My project is technically a renovation/extension so I didn't have any VAT questions to deal with, but I went for self-fit mainly because I got such a huge variation in quotations for the fit. Lowest was about £4.2k, the hightest just under £8k. None included lifting equipment and I knew I'd need lifting equipment even if it was just to get the windows across the front banking to the house. Having personally seen (and read on here about) poor quality installations, I cynically surmised that I'd be better off ensuring detailing was done on installation rather than once the installers had already legged it from site, or further down the road. I know someone who used a known reputable company to supply and install and have had years of headaches down to poor installation, a fight probably going all the way to the courts because every time the company promises to come and fix the problems, they cancel a few days before visiting, or don't turn up. If I did it myself I'd only have myself to blame!
Another reason is that all my ground floor windows are fitted externally to the walls to sit within the new EWI. I needed some additional detailing information about this for the most appropriate approach.
But also to put it into context, I have built the whole house entirely myself, with the only exception of a 2 man team and crane to install the steel frame. I felt I'd be cheating on myself if I got someone else in to do this 😁
I measured, and re-measured, and re-measured, and re-measured.... the as-built rough openings. I know this part is a worry for a lot of people but it's just about being careful with the tape measure and re-checking the readings. I went for 8-10mm clearance.
This really wasn't a problem. I ended up switching supplier having received a final massively inflated quote from the supplier I'd originally selected.

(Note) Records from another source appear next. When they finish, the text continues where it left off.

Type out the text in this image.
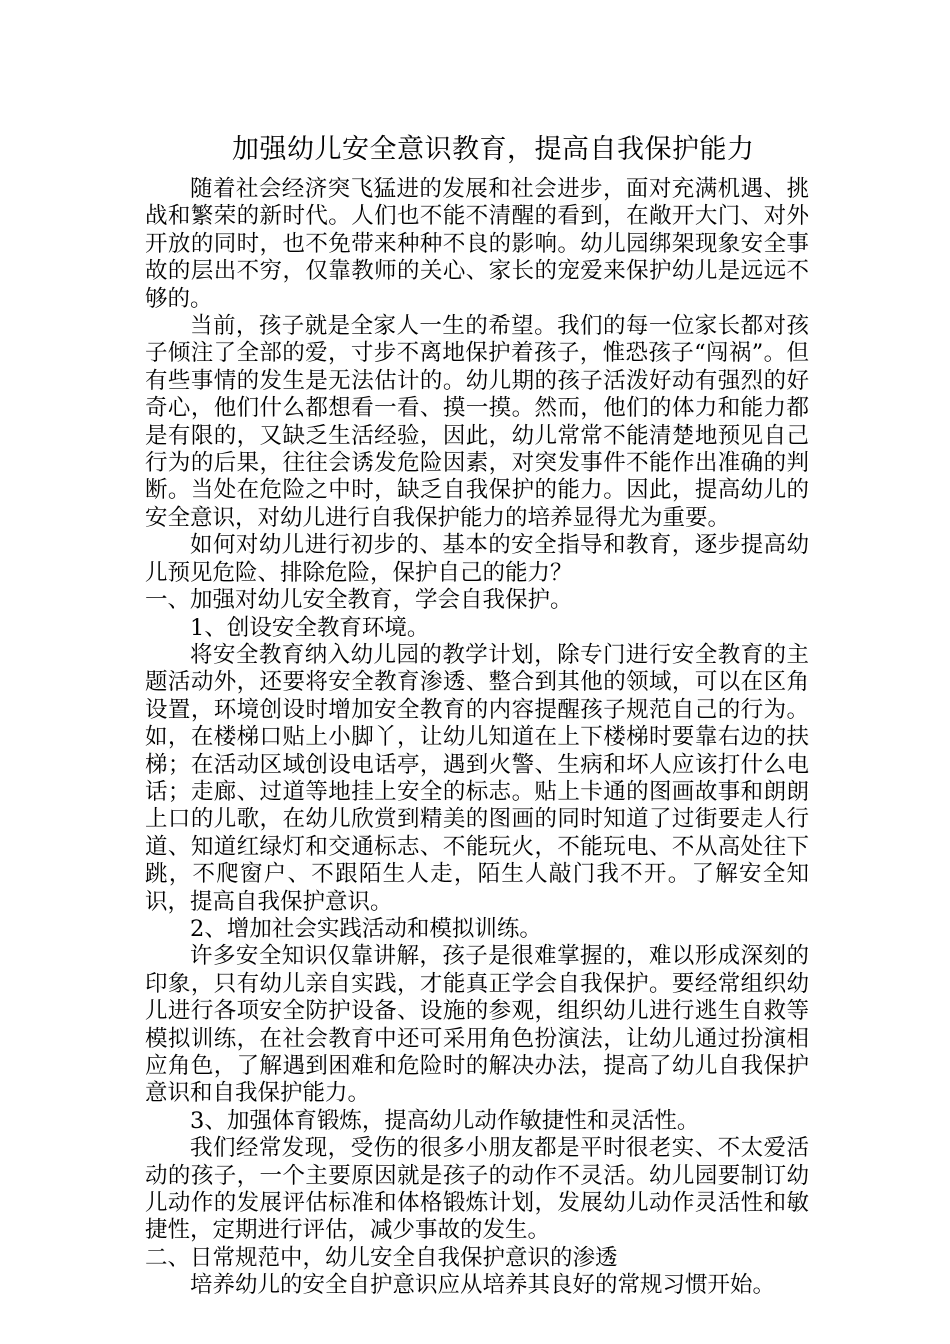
加强幼儿安全意识教育，提高自我保护能力

随着社会经济突飞猛进的发展和社会进步，面对充满机遇、挑战和繁荣的新时代。人们也不能不清醒的看到，在敞开大门、对外开放的同时，也不免带来种种不良的影响。幼儿园绑架现象安全事故的层出不穷，仅靠教师的关心、家长的宠爱来保护幼儿是远远不够的。

当前，孩子就是全家人一生的希望。我们的每一位家长都对孩子倾注了全部的爱，寸步不离地保护着孩子，惟恐孩子“闯祸”。但有些事情的发生是无法估计的。幼儿期的孩子活泼好动有强烈的好奇心，他们什么都想看一看、摸一摸。然而，他们的体力和能力都是有限的，又缺乏生活经验，因此，幼儿常常不能清楚地预见自己行为的后果，往往会诱发危险因素，对突发事件不能作出准确的判断。当处在危险之中时，缺乏自我保护的能力。因此，提高幼儿的安全意识，对幼儿进行自我保护能力的培养显得尤为重要。

如何对幼儿进行初步的、基本的安全指导和教育，逐步提高幼儿预见危险、排除危险，保护自己的能力？

一、加强对幼儿安全教育，学会自我保护。

1、创设安全教育环境。

将安全教育纳入幼儿园的教学计划，除专门进行安全教育的主题活动外，还要将安全教育渗透、整合到其他的领域，可以在区角设置，环境创设时增加安全教育的内容提醒孩子规范自己的行为。如，在楼梯口贴上小脚丫，让幼儿知道在上下楼梯时要靠右边的扶梯；在活动区域创设电话亭，遇到火警、生病和坏人应该打什么电话；走廊、过道等地挂上安全的标志。贴上卡通的图画故事和朗朗上口的儿歌，在幼儿欣赏到精美的图画的同时知道了过街要走人行道、知道红绿灯和交通标志、不能玩火，不能玩电、不从高处往下跳，不爬窗户、不跟陌生人走，陌生人敲门我不开。了解安全知识，提高自我保护意识。

2、增加社会实践活动和模拟训练。

许多安全知识仅靠讲解，孩子是很难掌握的，难以形成深刻的印象，只有幼儿亲自实践，才能真正学会自我保护。要经常组织幼儿进行各项安全防护设备、设施的参观，组织幼儿进行逃生自救等模拟训练，在社会教育中还可采用角色扮演法，让幼儿通过扮演相应角色，了解遇到困难和危险时的解决办法，提高了幼儿自我保护意识和自我保护能力。

3、加强体育锻炼，提高幼儿动作敏捷性和灵活性。

我们经常发现，受伤的很多小朋友都是平时很老实、不太爱活动的孩子，一个主要原因就是孩子的动作不灵活。幼儿园要制订幼儿动作的发展评估标准和体格锻炼计划，发展幼儿动作灵活性和敏捷性，定期进行评估，减少事故的发生。

二、日常规范中，幼儿安全自我保护意识的渗透

培养幼儿的安全自护意识应从培养其良好的常规习惯开始。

This meant a change from aluminium to timber sills and a change in position of the frames within the openings - I had to move the frames slightly out from the timber frame on the first floor. All the relevant technical details about minimum frame support were available from the manufacturer. Then, in terms of weathering, it was just a case of doing the math to specify to total cill extension needed for either the cladding or render portions of the house.
The more difficult process was detailing the rough openings within the timber frame and the EWI as I couldn't find a great amount of easily available and reliable information about this in the public domain. I got some from the window/door manufacturer which was very helpful, but then had to spend a lot of time doing research on this. I made up my own window and door sill trays where necessary too. I also got some detailing information from the EWI manufacturer.

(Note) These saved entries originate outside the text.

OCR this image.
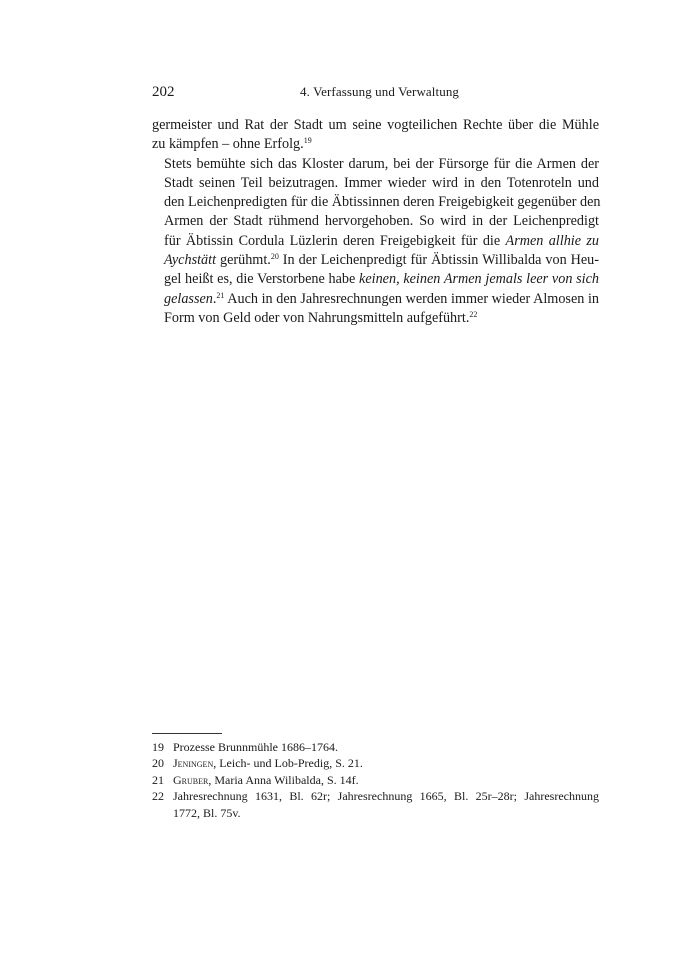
202	4. Verfassung und Verwaltung

germeister und Rat der Stadt um seine vogteilichen Rechte über die Mühle
zu kämpfen – ohne Erfolg.$^{19}$

Stets bemühte sich das Kloster darum, bei der Fürsorge für die Armen der
Stadt seinen Teil beizutragen. Immer wieder wird in den Totenroteln und
den Leichenpredigten für die Äbtissinnen deren Freigebigkeit gegenüber den
Armen der Stadt rühmend hervorgehoben. So wird in der Leichenpredigt
für Äbtissin Cordula Lüzlerin deren Freigebigkeit für die Armen allhie zu
Aychstätt gerühmt.$^{20}$ In der Leichenpredigt für Äbtissin Willibalda von Heu-
gel heißt es, die Verstorbene habe keinen, keinen Armen jemals leer von sich
gelassen.$^{21}$ Auch in den Jahresrechnungen werden immer wieder Almosen in
Form von Geld oder von Nahrungsmitteln aufgeführt.$^{22}$

19 Prozesse Brunnmühle 1686–1764.
20 Jeningen, Leich- und Lob-Predig, S. 21.
21 Gruber, Maria Anna Wilibalda, S. 14f.
22 Jahresrechnung 1631, Bl. 62r; Jahresrechnung 1665, Bl. 25r–28r; Jahresrechnung
1772, Bl. 75v.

This part of the process was fine but time consuming. I've used a mixture of expanding tapes and airtight tapes internally (on the bay returns and EWI), and Soudal's SWS window system which comprises and external sealant, foam around the frame, and then either an airtight internal sealant or the LQ airtight liquid membrane.
As a note of experience from the inexperienced, I've used a lot of the expanding foam tapes from several different manufacturers in the detailing of the EWI as the EWI requires a lot of extra careful detailing around any openings that comprises several stages of weather protection. What I've found is that when it's the middle of winter and the tape has been in the freezer, you've got loads of time to install the stuff before it expands. In the summer, when it's warm and you're using the expanding foam tapes to fill between about 3 - 12mm, it's expansion rate means you've got to work really fast even if it's been stored in the freezer! In this sense, when working alone, I prefer using the Soudal SWS sealant so you've got all the time you need to get the window into the rough opening, set it all true and plumb, get it fixed and then seal it all up and once set, fill the gap with foam. JMHO.
Another tip is to have a section of soft plastic tube on the end of the foam gun so you can push it full depth between window frame and rough opening to ensure full fill of the foam.
For the smaller windows I made up a simple dolly and used vacuum lifters as hand holds. For the larger items, I made up a trolly using kwikstage scaffolding with wheels (I bought the wheels with the kwikstage scaffolding). On the trolly I made a lifting arm for a chain hoist and vacuum lifter so I could lift the window/door onto the trolly from the pallet, then pushed the trolley round to the lifting point - with the really heavy items like the french doors I towed the trolley with my mini dumper.
For the heay windows I used a rented vacuum lifter hung on the end of the chain hoist but for the smaller units I used a Grabo together with some Faithful heavy duty manual vacuum lifters used as handles to make it easy to move and position the unit.